JUŻ W KIOSKU

Uczniowie III LO na Gali Finałowej IV edycji ogólnopolskiego konkursu

2011-07-11 00:00:00

Ocena:

0/5 | 0 głosów

Organizowali happeningi, zbiórki maskotek, a nawet kampanie reklamowe promujące profilaktykę nowotworu płuc, za co zostali wyróżnieni podczas finału ogólnopolskiego programu „Mam haka na raka”.

Aleksandra Kasperkiewicz, Anna Wójcik, Milena Pytel, Tycjan Sokół i Rafał Abramczyk – znaleźli się wśród 89 najlepszych zespołów z Polski, które uczestniczyły w finale programu „Mam haka na raka”, jaki odbył się 10 czerwca w Warszawie. Są to uczniowie Jolanty Dobosz z III LO im. K. K. Baczyńskiego w Starachowicach, którzy przez ponad dwa miesiące aktywnie działali w rożnych środowiskach, próbując przekonać mieszkańców do profilaktyki nowotworu płuc. Bo właśnie to miała na celu cała kampania. Wzięło w niej udział 690 zespołów z całego kraju. 89 najbardziej aktywnych, w tym także nasz, uczestniczyło w warsztacie kreatywnym, podczas którego eksperci prowadzili wykłady z zakresu projektowania kampanii społecznych. Efektem tego stały się spoty telewizyjne i reklamy radiowe wymyślane przez uczniów.

Zwycięskie projekty zostały zaprezentowane podczas gali w Centrum Expo, którą prowadziła Edyta Jungowska. Nagrody przyznano w pięciu kategoriach: najlepszy projekt kampanii społecznej, nagroda „Honorowego Hakowicza”, nagroda mediów, nagroda za działania lokalne oraz nagroda studentów medycyny.

- Przyjęto nas naprawdę po królewsku! Na uroczystości było ponad 600 osób, wszyscy siedzieliśmy przy pięknie udekorowanych na biało, okrągłych stołach, przy których częstowano nas niezwykłymi potrawami. Wysłuchaliśmy również świetnego koncertu zespołu Audiofeel – opowiadają uczniowie.

Mimo że nie zdobyli głównej nagrody, a jedynie upominki i dyplomy, bardzo cieszą się, że mogli wziąć udział w programie. Była to świetna okazja do pogłębienia wiedzy, a także do spotkania i poznania wielu ciekawych ludzi. Gorąco dziękują też wszystkim, którzy wspierali ich i pomagali w tworzeniu kampanii, która była dość pracochłonna.

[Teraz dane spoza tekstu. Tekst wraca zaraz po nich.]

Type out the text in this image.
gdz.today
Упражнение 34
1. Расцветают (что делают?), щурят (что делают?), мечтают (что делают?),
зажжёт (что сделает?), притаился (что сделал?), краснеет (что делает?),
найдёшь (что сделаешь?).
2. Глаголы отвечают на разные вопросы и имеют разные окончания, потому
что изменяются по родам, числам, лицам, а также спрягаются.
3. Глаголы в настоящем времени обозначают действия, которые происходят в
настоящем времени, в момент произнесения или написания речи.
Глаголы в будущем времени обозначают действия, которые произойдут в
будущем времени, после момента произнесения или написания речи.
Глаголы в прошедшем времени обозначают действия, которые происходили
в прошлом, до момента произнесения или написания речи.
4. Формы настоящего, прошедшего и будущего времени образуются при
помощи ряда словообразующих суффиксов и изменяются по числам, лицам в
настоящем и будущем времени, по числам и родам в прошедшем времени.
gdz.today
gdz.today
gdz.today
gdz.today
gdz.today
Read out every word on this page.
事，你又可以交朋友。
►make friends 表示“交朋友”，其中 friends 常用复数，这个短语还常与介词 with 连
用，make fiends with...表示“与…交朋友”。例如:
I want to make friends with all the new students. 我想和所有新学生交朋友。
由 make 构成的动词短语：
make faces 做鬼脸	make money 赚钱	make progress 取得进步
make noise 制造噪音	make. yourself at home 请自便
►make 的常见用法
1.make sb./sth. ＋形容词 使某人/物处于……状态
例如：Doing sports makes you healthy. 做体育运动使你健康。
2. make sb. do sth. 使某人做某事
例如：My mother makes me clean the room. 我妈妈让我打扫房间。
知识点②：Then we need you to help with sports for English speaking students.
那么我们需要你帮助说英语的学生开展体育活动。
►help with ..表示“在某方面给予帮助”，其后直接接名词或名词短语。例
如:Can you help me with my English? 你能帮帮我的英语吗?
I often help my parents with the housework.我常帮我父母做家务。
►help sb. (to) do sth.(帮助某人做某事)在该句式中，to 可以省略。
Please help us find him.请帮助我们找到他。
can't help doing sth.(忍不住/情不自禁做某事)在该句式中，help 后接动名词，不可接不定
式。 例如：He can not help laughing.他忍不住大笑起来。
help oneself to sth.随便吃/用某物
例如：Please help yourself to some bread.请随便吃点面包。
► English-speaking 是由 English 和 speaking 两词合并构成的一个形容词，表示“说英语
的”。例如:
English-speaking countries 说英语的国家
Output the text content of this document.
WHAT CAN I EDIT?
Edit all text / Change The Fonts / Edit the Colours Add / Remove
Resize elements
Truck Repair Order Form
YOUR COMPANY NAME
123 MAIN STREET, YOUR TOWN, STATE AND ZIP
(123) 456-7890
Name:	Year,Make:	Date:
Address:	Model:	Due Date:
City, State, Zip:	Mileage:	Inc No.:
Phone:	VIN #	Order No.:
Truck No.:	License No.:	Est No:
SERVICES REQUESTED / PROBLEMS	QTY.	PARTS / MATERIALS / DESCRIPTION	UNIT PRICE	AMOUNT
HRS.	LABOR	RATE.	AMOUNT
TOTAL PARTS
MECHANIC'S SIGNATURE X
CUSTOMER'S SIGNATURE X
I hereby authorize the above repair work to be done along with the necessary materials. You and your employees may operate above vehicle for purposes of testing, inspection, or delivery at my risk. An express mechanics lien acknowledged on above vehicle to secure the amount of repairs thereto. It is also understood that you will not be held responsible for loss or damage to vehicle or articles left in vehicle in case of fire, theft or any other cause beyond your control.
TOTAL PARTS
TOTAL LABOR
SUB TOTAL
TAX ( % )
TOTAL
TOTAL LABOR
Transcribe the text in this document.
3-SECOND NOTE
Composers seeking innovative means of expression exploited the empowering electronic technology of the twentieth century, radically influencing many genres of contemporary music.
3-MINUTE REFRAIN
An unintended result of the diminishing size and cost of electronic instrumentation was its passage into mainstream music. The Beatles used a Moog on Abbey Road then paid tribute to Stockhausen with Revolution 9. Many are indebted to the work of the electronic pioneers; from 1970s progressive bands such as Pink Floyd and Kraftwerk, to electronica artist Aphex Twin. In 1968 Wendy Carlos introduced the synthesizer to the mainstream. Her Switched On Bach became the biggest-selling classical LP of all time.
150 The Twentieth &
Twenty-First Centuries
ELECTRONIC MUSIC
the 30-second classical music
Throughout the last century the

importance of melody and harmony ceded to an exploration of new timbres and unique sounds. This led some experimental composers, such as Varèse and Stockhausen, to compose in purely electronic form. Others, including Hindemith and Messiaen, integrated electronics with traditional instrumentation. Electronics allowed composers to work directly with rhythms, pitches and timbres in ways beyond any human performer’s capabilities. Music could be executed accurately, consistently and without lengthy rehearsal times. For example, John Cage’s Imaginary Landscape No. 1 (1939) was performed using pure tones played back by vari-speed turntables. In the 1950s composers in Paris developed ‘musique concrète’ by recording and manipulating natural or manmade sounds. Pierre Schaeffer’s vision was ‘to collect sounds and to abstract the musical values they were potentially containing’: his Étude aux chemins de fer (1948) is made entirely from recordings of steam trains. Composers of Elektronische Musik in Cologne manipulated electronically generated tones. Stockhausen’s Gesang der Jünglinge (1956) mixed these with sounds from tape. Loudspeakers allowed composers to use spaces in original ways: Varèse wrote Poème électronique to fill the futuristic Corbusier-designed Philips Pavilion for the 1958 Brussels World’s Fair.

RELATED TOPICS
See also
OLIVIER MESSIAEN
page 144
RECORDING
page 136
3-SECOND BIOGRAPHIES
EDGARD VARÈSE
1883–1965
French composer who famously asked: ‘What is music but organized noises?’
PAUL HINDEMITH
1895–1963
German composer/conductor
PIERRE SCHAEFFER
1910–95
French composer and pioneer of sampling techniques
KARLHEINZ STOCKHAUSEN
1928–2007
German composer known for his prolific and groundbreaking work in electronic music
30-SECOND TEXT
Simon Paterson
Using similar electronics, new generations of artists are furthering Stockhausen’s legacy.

Jak twierdzi Ola Kasperkiewicz, liderka zespołu, udział w tegorocznym programie zabrał jej wiele wolnego czasu.

- Przygotowanie się do wielu wystąpień, happeningu, zbiórki maskotek oraz najtrudniejszego zadania – kampanii reklamowej, wymagało odpowiedniej organizacji czasu, którego musiało mi wystarczyć i na naukę, i na akcję – mówi uczennica. – Byłam trochę rozczarowana, że nie udało się wygrać, ale największą nagrodą jest dla mnie ogromna satysfakcja, że zrobiliśmy coś dobrego.